I could not contain it any longer and tears streamed down my face, along with a muffled cry I had struggled to keep in. Not caring anymore, I loosened the tension in my body and allowed my knees to give, making me fall onto the ground, Rhylan’s unwelcome embrace the only thing keeping me from collapsing.
He kept a hold on me, squeezing every sigh out with unimaginable patience, waiting for me to recover from the breakdown he had caused and surveying my breathing as I did so.
“It’s only a few minutes,” I surprised myself with the announcement I involuntarily made, as if I cared about Rhylan’s fake concern for me. But seeing how I decided to give out details I didn’t plan to, it felt wrong to pause. “I can’t stop it,” I whispered, “the crying. It comes at weird times and there’s nothing I can do but wait it out. It’s only a few minutes,” I repeated the phrase I kept telling myself whenever accumulated pain or memories burst out of me and forced me to halt for a suffering session in the most inconvenient moments.

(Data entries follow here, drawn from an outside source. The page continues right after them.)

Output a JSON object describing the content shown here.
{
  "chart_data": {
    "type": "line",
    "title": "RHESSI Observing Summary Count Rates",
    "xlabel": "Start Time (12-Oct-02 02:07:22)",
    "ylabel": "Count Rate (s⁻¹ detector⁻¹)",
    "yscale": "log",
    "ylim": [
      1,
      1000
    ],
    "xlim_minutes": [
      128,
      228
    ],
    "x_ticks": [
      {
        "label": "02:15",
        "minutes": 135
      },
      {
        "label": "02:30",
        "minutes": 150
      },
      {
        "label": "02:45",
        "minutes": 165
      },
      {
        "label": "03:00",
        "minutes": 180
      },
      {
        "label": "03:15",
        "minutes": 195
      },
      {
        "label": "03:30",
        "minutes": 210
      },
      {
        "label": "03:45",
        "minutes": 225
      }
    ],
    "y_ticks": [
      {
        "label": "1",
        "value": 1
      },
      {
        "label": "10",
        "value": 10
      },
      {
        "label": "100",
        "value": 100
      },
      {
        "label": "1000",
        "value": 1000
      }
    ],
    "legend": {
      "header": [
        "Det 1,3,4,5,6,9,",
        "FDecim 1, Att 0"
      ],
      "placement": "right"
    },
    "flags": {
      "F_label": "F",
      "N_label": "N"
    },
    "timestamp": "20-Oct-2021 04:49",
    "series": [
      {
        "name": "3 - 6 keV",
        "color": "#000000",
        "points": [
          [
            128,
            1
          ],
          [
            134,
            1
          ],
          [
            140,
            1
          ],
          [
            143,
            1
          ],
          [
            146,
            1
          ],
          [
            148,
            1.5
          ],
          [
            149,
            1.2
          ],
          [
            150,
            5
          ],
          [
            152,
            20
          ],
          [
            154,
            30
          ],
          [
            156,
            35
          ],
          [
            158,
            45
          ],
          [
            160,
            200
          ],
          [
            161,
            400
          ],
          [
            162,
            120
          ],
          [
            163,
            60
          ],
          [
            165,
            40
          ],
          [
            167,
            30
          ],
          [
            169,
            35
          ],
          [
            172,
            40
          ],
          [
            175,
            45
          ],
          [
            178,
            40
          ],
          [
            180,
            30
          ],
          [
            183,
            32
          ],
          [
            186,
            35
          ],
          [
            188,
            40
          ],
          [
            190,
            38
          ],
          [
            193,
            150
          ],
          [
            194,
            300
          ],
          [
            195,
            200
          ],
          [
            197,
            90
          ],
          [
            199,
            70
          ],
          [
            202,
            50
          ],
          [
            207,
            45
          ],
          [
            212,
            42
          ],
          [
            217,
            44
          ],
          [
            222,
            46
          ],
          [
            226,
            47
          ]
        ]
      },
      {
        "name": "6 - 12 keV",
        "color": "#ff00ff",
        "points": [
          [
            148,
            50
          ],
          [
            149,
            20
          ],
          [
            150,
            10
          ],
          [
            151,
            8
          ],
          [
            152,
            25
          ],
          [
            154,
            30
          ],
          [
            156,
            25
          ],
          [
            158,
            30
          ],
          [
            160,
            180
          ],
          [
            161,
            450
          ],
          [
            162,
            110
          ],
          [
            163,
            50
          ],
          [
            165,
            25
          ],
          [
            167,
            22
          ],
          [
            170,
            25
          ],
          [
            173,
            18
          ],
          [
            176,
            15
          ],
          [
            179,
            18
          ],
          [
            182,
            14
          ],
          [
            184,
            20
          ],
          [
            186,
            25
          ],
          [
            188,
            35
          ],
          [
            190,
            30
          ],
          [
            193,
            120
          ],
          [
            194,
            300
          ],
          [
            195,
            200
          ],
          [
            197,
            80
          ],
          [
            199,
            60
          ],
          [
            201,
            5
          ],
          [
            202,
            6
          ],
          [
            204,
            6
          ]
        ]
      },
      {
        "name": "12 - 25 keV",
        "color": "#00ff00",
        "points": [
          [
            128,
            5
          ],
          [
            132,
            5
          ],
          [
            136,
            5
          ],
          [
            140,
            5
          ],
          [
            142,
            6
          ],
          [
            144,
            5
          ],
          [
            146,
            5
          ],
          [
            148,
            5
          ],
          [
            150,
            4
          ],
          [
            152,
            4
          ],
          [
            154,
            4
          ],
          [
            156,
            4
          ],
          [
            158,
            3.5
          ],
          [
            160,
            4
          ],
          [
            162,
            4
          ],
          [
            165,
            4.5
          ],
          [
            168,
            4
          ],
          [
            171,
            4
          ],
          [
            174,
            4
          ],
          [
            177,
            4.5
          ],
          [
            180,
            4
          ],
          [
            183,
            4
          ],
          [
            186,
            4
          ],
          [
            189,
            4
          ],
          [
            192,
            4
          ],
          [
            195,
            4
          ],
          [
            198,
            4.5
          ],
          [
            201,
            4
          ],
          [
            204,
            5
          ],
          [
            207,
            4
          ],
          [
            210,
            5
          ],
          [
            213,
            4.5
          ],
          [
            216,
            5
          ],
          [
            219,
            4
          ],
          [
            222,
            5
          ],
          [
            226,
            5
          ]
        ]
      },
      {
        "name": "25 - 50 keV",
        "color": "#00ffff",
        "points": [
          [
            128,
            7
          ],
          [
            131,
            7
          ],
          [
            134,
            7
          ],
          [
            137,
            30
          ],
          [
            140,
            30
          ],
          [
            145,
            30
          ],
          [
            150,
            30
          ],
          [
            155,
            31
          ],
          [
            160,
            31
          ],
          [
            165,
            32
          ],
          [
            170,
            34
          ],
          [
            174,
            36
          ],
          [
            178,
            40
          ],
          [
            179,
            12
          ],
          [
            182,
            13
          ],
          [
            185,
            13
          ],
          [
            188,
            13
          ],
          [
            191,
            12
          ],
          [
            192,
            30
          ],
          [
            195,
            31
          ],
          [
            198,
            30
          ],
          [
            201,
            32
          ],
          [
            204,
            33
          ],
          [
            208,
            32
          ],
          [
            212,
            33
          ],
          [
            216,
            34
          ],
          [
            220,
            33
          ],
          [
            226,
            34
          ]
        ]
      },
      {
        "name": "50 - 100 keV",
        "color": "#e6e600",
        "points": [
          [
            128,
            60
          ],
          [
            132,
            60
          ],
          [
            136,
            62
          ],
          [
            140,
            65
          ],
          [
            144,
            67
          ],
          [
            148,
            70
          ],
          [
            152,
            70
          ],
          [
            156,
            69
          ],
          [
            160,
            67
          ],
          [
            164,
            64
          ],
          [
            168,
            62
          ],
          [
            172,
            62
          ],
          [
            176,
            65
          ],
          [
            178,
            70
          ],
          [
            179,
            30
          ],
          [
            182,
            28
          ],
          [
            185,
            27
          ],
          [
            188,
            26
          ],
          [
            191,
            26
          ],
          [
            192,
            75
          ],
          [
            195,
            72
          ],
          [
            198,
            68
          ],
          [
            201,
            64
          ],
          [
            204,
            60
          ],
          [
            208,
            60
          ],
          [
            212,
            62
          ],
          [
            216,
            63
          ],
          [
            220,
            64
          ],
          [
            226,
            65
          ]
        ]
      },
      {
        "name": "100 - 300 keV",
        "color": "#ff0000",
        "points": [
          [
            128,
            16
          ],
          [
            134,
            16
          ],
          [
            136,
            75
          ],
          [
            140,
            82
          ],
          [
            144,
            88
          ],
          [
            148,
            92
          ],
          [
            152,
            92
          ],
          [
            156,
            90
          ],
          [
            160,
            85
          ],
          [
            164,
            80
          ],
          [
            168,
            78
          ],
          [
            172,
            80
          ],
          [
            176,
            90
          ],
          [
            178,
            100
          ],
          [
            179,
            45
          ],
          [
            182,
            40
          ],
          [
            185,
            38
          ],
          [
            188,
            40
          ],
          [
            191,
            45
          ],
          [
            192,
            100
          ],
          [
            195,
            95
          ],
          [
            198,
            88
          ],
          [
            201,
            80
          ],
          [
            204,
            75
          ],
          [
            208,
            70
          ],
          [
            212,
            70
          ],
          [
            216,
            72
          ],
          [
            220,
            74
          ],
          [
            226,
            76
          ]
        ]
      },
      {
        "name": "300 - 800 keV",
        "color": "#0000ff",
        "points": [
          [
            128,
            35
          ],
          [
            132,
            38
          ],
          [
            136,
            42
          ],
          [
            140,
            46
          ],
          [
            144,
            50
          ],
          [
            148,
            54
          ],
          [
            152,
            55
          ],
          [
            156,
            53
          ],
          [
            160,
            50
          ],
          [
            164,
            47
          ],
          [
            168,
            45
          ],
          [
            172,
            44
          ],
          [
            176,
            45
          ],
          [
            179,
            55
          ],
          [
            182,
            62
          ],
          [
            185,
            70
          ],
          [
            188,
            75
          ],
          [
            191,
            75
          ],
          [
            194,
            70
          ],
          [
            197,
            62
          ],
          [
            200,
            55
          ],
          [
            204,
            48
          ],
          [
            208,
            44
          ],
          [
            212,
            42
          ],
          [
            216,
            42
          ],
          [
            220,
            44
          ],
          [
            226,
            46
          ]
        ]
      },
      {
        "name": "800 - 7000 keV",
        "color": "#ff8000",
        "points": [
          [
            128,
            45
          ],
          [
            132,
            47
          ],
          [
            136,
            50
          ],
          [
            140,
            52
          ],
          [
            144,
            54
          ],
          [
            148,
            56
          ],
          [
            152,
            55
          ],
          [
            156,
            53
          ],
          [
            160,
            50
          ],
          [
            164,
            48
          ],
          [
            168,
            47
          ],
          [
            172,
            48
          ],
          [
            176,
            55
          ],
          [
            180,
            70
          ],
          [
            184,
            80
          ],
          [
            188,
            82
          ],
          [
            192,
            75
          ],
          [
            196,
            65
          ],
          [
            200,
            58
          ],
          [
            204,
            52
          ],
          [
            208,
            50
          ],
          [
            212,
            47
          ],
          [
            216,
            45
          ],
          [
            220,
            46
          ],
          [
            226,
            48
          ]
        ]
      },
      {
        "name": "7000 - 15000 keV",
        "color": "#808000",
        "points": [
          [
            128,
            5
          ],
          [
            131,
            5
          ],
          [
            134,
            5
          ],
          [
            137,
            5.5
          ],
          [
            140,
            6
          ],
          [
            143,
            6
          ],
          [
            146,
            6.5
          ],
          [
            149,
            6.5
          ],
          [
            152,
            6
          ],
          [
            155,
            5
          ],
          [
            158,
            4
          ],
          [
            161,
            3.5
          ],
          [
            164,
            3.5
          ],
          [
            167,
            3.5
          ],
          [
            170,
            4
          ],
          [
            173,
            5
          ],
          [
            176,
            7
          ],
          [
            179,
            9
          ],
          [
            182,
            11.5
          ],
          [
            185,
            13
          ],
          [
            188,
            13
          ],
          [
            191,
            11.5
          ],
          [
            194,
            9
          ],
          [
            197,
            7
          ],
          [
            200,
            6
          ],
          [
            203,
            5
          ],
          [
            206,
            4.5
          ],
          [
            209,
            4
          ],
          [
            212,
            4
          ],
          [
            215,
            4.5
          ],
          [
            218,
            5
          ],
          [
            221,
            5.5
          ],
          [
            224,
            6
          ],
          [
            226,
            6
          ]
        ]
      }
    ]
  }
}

“I’m sorry,” he replied. He stood so close that his expelled air caressed my ear, and something about his voice toned down my anger. It sounded sincere. My deep breath must have encouraged him because he shifted and sat us both on the floor with a brisk turn, making sure that I laid in a comfortable position, although my arms remained crossed and wrists restrained by him.
“You will see him again, I promise.”
If his words were meant to calm me down, they caused the opposite result, forcing a wail to erupt from deep within my throat. I did not know why, but this had a summoning effect on the story and Rhylan chose this as the most opportune moment to continue. Probably because I was already on the floor crying, thus unable to hit him again.